The lack of an adequate record doomed an abuse of discretion challenge by plaintiff to a CCP § 128.5 sanctions order in Cabrera v. Popchips, Inc., Case No. B286222 (2d Dist., Div. 7 Sept. 11, 2019) (unpublished).
What occurred is that plaintiff bringing a multi-count FEHA/discrimination case beat a defense summary judgment motion, but she lost on all counts when the jury returned a verdict in favor of two defendants. The major business defendant Popchips brought a section 128.5 motion for bad-faith tactics against plaintiff and her attorneys based on the case being frivolous as demonstrated by the jury verdict, requesting $298,649 in attorney’s fees and $54,985.19 in costs. The lower court granted the motion, but only with respect to the discrimination claim. The sanctions order, made jointly and severally against plaintiff and her attorneys and in favor of Popchips, was for $36,037.54 in fees—12% of the request (unlike the defense advocating 75% of the total request)—and $18,524.12 in expert fees/costs.

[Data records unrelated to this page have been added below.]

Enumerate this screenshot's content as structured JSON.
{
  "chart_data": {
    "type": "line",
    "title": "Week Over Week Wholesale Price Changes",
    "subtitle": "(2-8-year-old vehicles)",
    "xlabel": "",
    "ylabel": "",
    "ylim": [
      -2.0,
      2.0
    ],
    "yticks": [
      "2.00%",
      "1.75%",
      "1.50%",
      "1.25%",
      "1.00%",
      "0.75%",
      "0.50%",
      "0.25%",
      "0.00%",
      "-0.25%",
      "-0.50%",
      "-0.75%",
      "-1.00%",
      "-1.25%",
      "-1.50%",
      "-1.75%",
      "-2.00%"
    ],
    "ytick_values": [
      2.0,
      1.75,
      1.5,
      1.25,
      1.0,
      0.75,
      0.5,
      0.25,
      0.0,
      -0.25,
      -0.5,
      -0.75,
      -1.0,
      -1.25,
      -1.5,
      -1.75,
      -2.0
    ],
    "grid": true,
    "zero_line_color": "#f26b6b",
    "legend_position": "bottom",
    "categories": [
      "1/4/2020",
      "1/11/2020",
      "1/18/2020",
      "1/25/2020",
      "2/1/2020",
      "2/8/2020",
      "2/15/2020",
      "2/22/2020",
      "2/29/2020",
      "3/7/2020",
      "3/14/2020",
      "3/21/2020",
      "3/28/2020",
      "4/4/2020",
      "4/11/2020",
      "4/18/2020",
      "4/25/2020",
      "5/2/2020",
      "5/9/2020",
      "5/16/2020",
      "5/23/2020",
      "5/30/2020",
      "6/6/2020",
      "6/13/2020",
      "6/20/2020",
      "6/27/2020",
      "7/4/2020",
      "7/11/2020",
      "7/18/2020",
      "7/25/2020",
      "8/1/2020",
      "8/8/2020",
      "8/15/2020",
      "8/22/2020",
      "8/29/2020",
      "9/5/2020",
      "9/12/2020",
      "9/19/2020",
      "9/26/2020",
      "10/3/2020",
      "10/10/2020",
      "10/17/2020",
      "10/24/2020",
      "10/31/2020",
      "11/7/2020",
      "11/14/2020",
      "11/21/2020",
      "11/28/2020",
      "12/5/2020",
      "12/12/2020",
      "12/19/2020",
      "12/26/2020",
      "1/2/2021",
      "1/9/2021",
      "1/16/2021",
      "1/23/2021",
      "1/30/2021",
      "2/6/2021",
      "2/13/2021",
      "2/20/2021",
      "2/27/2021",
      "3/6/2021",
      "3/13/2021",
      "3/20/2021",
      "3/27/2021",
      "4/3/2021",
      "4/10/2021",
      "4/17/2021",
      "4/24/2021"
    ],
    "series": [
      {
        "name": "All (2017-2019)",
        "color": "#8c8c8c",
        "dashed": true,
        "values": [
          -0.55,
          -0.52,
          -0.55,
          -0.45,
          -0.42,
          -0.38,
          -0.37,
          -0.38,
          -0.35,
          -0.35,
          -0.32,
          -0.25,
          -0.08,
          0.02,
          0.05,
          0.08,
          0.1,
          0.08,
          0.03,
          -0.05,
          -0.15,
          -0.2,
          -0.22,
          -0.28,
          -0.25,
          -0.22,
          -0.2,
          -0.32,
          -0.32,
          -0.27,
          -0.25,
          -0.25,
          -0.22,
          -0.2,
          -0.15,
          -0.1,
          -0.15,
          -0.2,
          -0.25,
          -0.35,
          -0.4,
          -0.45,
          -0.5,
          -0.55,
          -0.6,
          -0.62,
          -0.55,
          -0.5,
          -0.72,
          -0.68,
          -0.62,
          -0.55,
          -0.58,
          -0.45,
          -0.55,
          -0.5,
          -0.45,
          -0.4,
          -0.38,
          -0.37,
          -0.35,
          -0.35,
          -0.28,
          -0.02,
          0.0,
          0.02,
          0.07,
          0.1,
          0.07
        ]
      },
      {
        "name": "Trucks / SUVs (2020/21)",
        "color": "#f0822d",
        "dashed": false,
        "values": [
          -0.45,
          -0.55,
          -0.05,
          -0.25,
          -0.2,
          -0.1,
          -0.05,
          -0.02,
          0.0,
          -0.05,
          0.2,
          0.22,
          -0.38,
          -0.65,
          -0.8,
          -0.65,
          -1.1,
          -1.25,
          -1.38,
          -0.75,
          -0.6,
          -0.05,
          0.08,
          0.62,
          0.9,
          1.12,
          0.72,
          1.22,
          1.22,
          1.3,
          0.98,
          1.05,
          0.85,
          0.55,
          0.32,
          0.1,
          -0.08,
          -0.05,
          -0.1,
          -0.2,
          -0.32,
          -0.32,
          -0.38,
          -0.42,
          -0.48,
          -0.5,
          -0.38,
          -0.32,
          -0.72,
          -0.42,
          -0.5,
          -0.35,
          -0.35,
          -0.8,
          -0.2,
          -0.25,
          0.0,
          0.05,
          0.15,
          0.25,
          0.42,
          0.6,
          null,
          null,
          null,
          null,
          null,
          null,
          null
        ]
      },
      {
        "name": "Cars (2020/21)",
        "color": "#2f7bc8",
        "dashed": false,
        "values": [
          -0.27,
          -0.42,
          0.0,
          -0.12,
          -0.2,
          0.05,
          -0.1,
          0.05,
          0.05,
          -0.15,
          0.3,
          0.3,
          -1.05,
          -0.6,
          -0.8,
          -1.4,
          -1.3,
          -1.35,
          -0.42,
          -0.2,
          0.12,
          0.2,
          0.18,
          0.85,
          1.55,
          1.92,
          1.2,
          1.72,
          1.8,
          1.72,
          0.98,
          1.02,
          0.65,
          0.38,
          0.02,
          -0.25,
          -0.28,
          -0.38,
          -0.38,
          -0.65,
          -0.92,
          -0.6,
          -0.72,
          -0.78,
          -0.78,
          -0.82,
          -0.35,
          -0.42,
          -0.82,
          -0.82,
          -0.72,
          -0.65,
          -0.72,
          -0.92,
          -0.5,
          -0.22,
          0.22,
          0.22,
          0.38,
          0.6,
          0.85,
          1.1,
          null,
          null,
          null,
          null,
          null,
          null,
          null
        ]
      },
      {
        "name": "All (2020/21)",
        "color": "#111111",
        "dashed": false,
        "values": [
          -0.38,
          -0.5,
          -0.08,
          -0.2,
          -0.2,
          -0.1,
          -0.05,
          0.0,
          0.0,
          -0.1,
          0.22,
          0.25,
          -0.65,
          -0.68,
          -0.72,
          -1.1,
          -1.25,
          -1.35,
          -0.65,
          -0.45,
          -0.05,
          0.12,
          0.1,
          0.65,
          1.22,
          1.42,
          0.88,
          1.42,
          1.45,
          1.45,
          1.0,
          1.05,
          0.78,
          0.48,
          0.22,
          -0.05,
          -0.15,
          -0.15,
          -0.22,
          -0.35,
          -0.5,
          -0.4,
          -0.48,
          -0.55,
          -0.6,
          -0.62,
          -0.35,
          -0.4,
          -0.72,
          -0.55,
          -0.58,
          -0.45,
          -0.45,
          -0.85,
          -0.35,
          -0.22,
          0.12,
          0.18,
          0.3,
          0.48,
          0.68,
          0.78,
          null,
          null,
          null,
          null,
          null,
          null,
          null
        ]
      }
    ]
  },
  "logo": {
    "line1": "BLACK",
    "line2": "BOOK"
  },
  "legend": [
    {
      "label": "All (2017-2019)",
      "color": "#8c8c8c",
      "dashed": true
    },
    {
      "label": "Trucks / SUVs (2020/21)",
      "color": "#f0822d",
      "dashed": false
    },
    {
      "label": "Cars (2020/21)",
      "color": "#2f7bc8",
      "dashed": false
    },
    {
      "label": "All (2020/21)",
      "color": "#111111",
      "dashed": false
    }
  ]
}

Plaintiff appealed, with the 2/7 DCA affirming.
Plaintiff first argued that the denial of the summary judgment motion was dispositive in showing there was no bad faith prosecution of the action. Not so, said the appellate panel, because sometimes the unfounded nature of a case is only revealed after a trial and an adverse trial result. (Rosenman v. Christensen, Miller, Fink, Jacobs, Glaser, Weil & Shapiro, 91 Cal.App.4th 859, 866 (2001); Bond v. Pulsar Video Productions, 50 Cal.App.4th 918, 923 (1996).) The other principal argument was that the sanctions order was an abuse of discretion, but this one was submarined by plaintiff’s failure to provide a reporter’s transcript of the trial proceedings (presenting only selective trial exhibits, with no indication of which ones were admitted into evidence) such that an inadequate record was presented for review of the issue.